会社の同期の皆でスキーをしに来たのだ。金持ちのするスポーツであるスキーをしに。
初心者コースで、スキーも恋愛もベテランの金持ちである同期のオン・ゾーシ氏に手解きを受けることとなった。
エヴァンジェリスト氏は、恋人のニキ・ウエコさんと一緒にクルマで無札まで来ることを望んだオン・ゾーシ氏に頼まれ、恋人同士の2人と一緒に、オン・ゾーシ氏の運転するセダンで草津に来た。

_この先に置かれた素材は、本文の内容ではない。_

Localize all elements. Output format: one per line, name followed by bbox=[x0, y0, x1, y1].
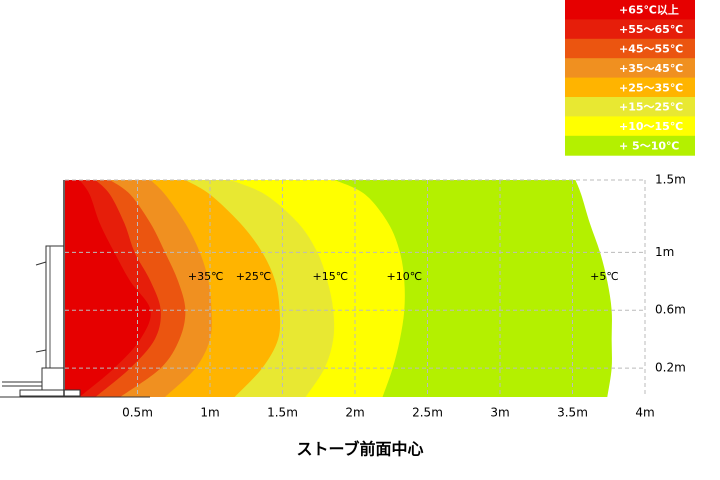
legend-swatch bbox=[565, 19, 695, 40]
stove-base bbox=[41, 367, 65, 391]
annotation: +35℃ bbox=[188, 270, 224, 283]
legend-swatch bbox=[565, 135, 695, 156]
annotation: +5℃ bbox=[590, 270, 619, 283]
legend-swatch bbox=[565, 0, 695, 20]
y-tick-label: 1.5m bbox=[655, 173, 686, 187]
stove-handle bbox=[35, 349, 47, 353]
legend-swatch bbox=[565, 77, 695, 98]
legend: +65℃以上 +55〜65℃ +45〜55℃ +35〜45℃ +25〜35℃ +15〜25… bbox=[565, 0, 695, 156]
legend-swatch bbox=[565, 58, 695, 79]
stove bbox=[0, 180, 150, 398]
stove-body bbox=[45, 245, 65, 381]
regions bbox=[65, 180, 612, 397]
legend-label: +25〜35℃ bbox=[619, 81, 683, 94]
grid bbox=[65, 179, 646, 397]
legend-label: +55〜65℃ bbox=[619, 23, 683, 36]
x-tick-label: 1.5m bbox=[267, 406, 298, 420]
x-tick-label: 2m bbox=[345, 406, 364, 420]
y-tick-label: 1m bbox=[655, 245, 674, 259]
legend-label: +65℃以上 bbox=[619, 3, 679, 17]
legend-swatch bbox=[565, 38, 695, 59]
legend-label: +15〜25℃ bbox=[619, 101, 683, 114]
contour-region bbox=[65, 180, 151, 397]
x-tick-label: 3m bbox=[490, 406, 509, 420]
annotation: +25℃ bbox=[236, 270, 272, 283]
stove-handle bbox=[35, 261, 47, 266]
x-tick-label: 1m bbox=[200, 406, 219, 420]
legend-label: +45〜55℃ bbox=[619, 43, 683, 56]
y-tick-label: 0.6m bbox=[655, 303, 686, 317]
x-tick-label: 3.5m bbox=[557, 406, 588, 420]
annotation: +10℃ bbox=[387, 270, 423, 283]
legend-swatch bbox=[565, 116, 695, 137]
legend-label: +10〜15℃ bbox=[619, 120, 683, 133]
x-tick-label: 2.5m bbox=[412, 406, 443, 420]
x-axis-title: ストーブ前面中心 bbox=[296, 440, 423, 459]
y-tick-label: 0.2m bbox=[655, 361, 686, 375]
stove-plate bbox=[19, 389, 81, 397]
legend-label: +35〜45℃ bbox=[619, 62, 683, 75]
annotation: +15℃ bbox=[313, 270, 349, 283]
legend-label: + 5〜10℃ bbox=[619, 140, 679, 153]
x-tick-label: 0.5m bbox=[122, 406, 153, 420]
x-tick-label: 4m bbox=[635, 406, 654, 420]
legend-swatch bbox=[565, 97, 695, 117]
labels: 0.5m 1m 1.5m 2m 2.5m 3m 3.5m 4m 0.2m 0.6m 1m 1.5m +3… bbox=[122, 173, 686, 420]
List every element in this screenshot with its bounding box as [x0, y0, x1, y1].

しかし、途中に軽井沢で凍結した坂や道路に阻まれ、到着が遅れた。
先に草津に着いていた同期の中の初心者たちは、午前中、スキー教室で手解きを受けたようだが、もうスキー教室は終っていた為、エヴァンジェリスト氏は、オン・ゾーシ氏に、スキーの基本を教えてもらうこととなったのだ。
「スキーをね、『ハ』の字にして」
オン・ゾーシ氏に指示のまま、エヴァンジェリスト氏は、屁っ放り腰で、履いた両方のスキー板の前方を共に中に寄せた。
「そのまま、スーッと下に降りて」
屁っ放り腰のままエヴァンジェリスト氏は、なだらかな坂を『滑降』した。
「いいよ、その調子」
「(んん?....いいか、いい調子か?)」
ほんの5m降ったところで止った。そして、エッサ、エッサと上にいるオン・ゾーシ氏のところまで戻る。
「今度は、もう少し下まで行ってみようか」
ス----------。エヴァンジェリスト氏は、順調に『滑降』する。
「いいね、いいね。エヴァさん、上手いよ」
「(んん?....いいか、そうか、上手いのか!)」
「エヴァさん、センスいいね」
草津のスキー場の初心者コースをエヴァンジェリスト氏は、スキーを『ハ』の字にして幾度か『滑降』した。
そう、ボーゲンである。
「いいね、いいね。エヴァさん、上手いよ」
褒めて育てる。オン・ゾーシ氏は、いいコーチだ。
「(んんむ。上手いか。そうか、上手いんだな)」
自身の屁っ放り腰に気づかぬエヴァンジェリスト氏は、いい気になって来ていた。
「(若大将みたいだろうか?)」
『己を見る男』エヴァンジェリスト氏は、どこかに行ってしまっていた。
「(んん?そう云えば、石原裕次郎もスキーが上手かったのではなかったかな?)」
ボーゲンを何本かしていると、少しだが、周りを見る余裕が出て来た。
ピンクっぽいウエアや赤の混ざったウエアを着た女の子たちが、少なからずいた。
「(どっちに見える?若大将か?裕次郎か?)」
エヴァンジェリスト氏は、分っていなかった。ボーゲンで、なだらかな初心者コースを屁っ放り腰で『滑降』する姿は、若大将でもなく、裕次郎でもなく、吉本新喜劇のビッグ・スター『岡八郎』のようであったのだ。
舞台で、両手を前に突き出し、腰を大きく後ろに引いた、『キックの鬼』こと、『岡八郎』そのままの姿で『滑降』する姿は、決して『格好』いいものでないことに気付いていなかった。